Имя - стр. 5
Еще накануне в ранцах взятых казаками пленных обнаружились белый хлеб, твердый сыр, превращающийся в крошку при попытке его разрезать, сало, приправленное какими-то горными травками, и невиданные кровяные колбасы густо-черного цвета. Во фляжках многих пленных, даже рядовых, были вино и коньяк. Добытым казаки милостиво, не дожидаясь приказа, поделились с регулярными. Понятно, что еды всем досталось разве что губы помазать, а о найденном в тех же ранцах золоте и серебре казаки и вовсе невинно умолчали.
Обнаруженное у противника изобилие подтолкнуло шефа Азовского пехотного полка Максима Ребиндера к более чем прямому выводу:
– Ребята, видали? А завтра их тыщи будут! Вот завтра и поедим! Еда сама к нам придет!
Азовцы дружно выдохнули:
– Рады стараться, ваше превосходительство!
И замерли, как и прочее войско, в томительном и сладостном ожидании. Обожаемый не только азовцами генерал-поручик Ребиндер не обманул. Не дожидаясь обеда, «еда» стройными колоннами под торжественную, не лишенную приятства для слуха музыку двинулась в сторону изнывающего от голода русского воинства. Оставалась сущая безделица: забрать провиант с малыми для себя потерями. Что было сложно. «Шапошники», как прозвали французов меж собой русские, при всей склонности к быстрому бегу много и достаточно точно перед тем стреляли. Потому обед, особенно в первой линии, ждал далеко не всех. Каждый это понимал и потому улыбался не столько в силу сладостного предвкушения, сколько по причине смертного отчаяния, чем далее тем более захватывавшего душу.

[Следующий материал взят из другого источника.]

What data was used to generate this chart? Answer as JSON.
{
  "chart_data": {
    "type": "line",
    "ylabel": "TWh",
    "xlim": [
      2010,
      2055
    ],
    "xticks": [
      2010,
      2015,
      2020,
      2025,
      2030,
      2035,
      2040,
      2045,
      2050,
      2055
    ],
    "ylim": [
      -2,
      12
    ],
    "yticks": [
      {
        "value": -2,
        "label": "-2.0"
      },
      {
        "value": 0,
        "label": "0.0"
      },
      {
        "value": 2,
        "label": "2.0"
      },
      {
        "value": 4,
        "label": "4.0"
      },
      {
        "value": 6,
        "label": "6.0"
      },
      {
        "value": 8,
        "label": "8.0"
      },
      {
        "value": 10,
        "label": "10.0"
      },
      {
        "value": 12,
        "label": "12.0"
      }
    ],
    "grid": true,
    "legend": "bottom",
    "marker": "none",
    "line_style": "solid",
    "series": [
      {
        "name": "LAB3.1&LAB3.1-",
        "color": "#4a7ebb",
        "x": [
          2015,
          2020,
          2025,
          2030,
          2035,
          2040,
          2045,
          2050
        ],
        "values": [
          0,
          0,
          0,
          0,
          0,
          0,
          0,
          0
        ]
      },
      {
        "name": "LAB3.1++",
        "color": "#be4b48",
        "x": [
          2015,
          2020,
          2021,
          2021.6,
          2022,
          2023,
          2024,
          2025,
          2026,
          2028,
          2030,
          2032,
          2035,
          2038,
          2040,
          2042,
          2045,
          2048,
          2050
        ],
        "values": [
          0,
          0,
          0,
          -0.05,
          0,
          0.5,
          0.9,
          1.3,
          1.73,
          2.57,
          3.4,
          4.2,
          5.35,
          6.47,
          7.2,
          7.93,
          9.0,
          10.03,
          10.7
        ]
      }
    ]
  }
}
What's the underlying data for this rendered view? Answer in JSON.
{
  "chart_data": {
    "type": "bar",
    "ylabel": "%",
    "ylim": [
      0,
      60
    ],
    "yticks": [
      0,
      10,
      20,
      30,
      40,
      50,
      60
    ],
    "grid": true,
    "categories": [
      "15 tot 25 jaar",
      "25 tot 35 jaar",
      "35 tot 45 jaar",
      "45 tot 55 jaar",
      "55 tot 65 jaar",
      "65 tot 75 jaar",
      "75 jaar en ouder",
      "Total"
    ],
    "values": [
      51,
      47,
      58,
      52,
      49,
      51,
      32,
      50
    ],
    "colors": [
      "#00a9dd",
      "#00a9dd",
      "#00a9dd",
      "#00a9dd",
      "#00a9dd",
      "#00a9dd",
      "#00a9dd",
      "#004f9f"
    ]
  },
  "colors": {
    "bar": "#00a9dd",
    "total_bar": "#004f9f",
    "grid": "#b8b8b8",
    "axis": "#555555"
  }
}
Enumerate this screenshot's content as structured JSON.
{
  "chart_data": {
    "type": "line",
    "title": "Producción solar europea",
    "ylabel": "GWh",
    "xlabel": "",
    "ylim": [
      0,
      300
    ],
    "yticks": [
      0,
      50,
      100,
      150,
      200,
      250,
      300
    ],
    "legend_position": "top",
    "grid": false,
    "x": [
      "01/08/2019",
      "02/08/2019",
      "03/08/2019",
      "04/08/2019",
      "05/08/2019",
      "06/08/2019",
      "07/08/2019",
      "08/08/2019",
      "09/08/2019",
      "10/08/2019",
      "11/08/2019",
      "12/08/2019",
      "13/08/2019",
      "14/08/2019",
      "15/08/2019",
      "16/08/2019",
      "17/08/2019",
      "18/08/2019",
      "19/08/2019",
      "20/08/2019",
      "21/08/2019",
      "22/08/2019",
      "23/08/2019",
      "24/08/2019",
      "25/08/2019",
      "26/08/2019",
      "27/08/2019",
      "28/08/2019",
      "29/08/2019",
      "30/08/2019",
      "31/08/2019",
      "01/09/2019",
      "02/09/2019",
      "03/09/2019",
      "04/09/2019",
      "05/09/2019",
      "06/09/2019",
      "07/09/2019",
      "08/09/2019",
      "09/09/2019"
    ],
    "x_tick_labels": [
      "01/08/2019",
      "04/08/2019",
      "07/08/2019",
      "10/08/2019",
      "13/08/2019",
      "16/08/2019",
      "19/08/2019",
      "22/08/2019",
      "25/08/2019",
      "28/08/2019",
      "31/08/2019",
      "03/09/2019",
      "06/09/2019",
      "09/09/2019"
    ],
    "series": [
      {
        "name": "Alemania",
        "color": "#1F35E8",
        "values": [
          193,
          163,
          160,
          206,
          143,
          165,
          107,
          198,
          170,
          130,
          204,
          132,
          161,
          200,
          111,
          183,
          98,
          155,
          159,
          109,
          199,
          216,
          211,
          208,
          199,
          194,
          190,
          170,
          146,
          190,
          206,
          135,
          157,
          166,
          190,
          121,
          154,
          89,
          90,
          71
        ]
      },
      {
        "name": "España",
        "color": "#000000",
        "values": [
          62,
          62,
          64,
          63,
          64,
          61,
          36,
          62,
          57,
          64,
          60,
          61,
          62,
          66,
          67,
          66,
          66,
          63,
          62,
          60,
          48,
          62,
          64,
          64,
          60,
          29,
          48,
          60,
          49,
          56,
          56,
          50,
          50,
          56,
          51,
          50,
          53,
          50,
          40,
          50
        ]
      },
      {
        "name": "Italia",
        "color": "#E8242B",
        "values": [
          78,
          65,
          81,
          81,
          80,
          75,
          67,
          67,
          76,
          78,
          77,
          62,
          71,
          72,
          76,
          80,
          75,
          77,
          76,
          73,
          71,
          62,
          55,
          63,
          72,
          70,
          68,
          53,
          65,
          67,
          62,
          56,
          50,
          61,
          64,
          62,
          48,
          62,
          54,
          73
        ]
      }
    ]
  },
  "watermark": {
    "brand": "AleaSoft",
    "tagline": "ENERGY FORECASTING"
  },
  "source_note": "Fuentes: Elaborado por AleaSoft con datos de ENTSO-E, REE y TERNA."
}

Аббатиса, видя солдат со спины и не имея возможности наблюдать их улыбки, вспомнила слова пастора и вдруг, ни капли не разбираясь в тонкостях военного маневра, отчетливо поняла, что русские не отступают, а заманивают, и что здравого смысла у них хоть отбавляй, пусть иногда их действия и походят на откровенное сумасшествие. Настоятельница заметила, как егеря, зеленая форма которых в первые часы появления русских сливалась с долиной, а теперь маячила на безжизнено-черном фоне, подчиняясь приказам «горбоносого» и его немногочисленных адъютантов, сбегались в неровные зеленые шеренги-ручейки и растекались влево и вправо по мере продвижения вперед французов, оказавшись в итоге на флангах, меж рядов загодя выставленной там кавалерии.
Аббатиса видела, как Розенберг на минуту остановился и что-то, по-дружески положа руку на плечо Ребиндеру, сказал вечно, как показалось ей, пьяному генералу. Так он кричал и размахивал руками при каждой встрече, резко выделясь своим поведением среди прочих. Русские в целом не были склонны к лишним эмоциям. Этот генерал был исключением из правил. Жил он, как и прочие высшие офицеры, у пастора, но никто за эти два дня не видел его спящим. Поговаривали, что он ночевал у костров вместе с солдатами. Кто-то видел в этом солдатскую неприхотливость и единение с подчиненными, кто-то ухмыляясь доносил, что генерал, набравшись к вечеру, просто падал по дороге, а солдаты укрывали его от глаз командующего, который пьяных терпеть не мог. Пастор не находил в этих утверждениях противоречия, разумно полагая, что всё в этом случае могло сойтись к единому знаменателю. И здесь он так же был, по-видимому, прав.